By Alex Mirzaian, Crypto-Currency Researcher.
Being able to weather many markets is not easy. When it’s going up it seems like a breeze on a nice sunny day. When it’s a bear market, you start to freak out and get emotional. Since the early 1900s, the stock market has done the same thing that many investors have been confident about, going up and down. There are cycles of the markets going up for a brief period and markets going down for a brief period. This is the exact reason why your best bet is to hold your crypto-currencies for the long term rather than look for quick profits.
Play the game like the best
Almost everyone can agree that Warren Buffet is the best investor. He’s very confident in the stocks he picks and that’s because he’s picky, which is why he has picked such few stocks over the years. The reason for this is that, over time, the market does better than the last cycle. Every market cycle lasts about 5 to 8 years before it goes through a crash. When it crashes, it has always risen more than the last cycle had and this accumulates. Over time you realise you have averaged 8 to 10 per cent. One of Warren Buffet’s best-known quotes is, “The stock market is a device for transferring money from the impatient to the patient.” This is a perfect reason why day trading won’t get you farther than buying and holding.
Emotions and money should never mix. Getting emotional over something can mean you make impulse decisions and that’s always a bad idea when there’s money involved. Being passive about your money is not a bad idea if you can wait that long for your money to come out. Warren Buffet has even said that he doesn’t earn any income from his company but his favourite investments are those that pay some sort of income while maintaining the business. This can be a farm or real estate.

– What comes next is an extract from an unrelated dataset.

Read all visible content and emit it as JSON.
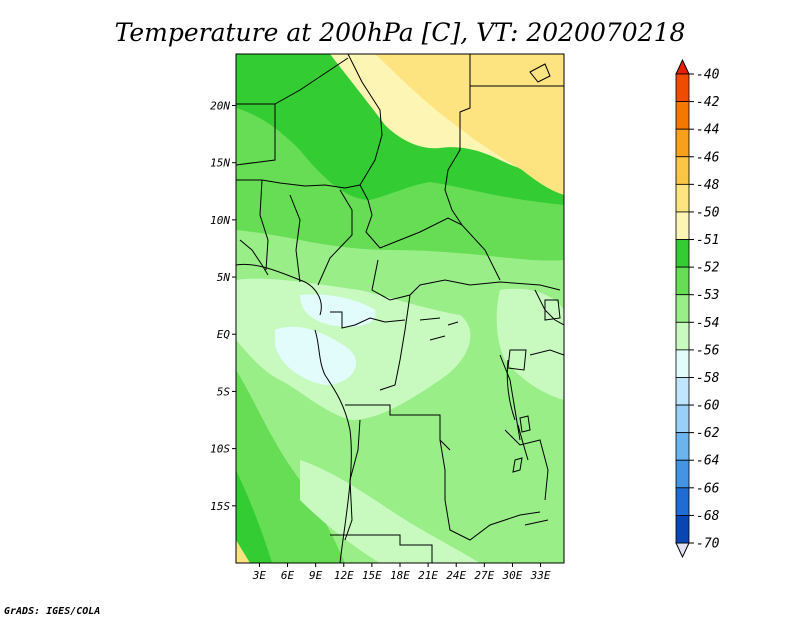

Passive income with crypto-currencies can be achieved by mining bitcoins, staking, forks in cryptos and much more.
Do your own research
Always remember to never go into an investment blindly or by speculating. That is the easiest way to lose your money but, more importantly, don’t put in more money you’re willing to lose. That can make you more emotional when the market is down. You want to be able to dollar-cost average by buying continually, buying more and more over time.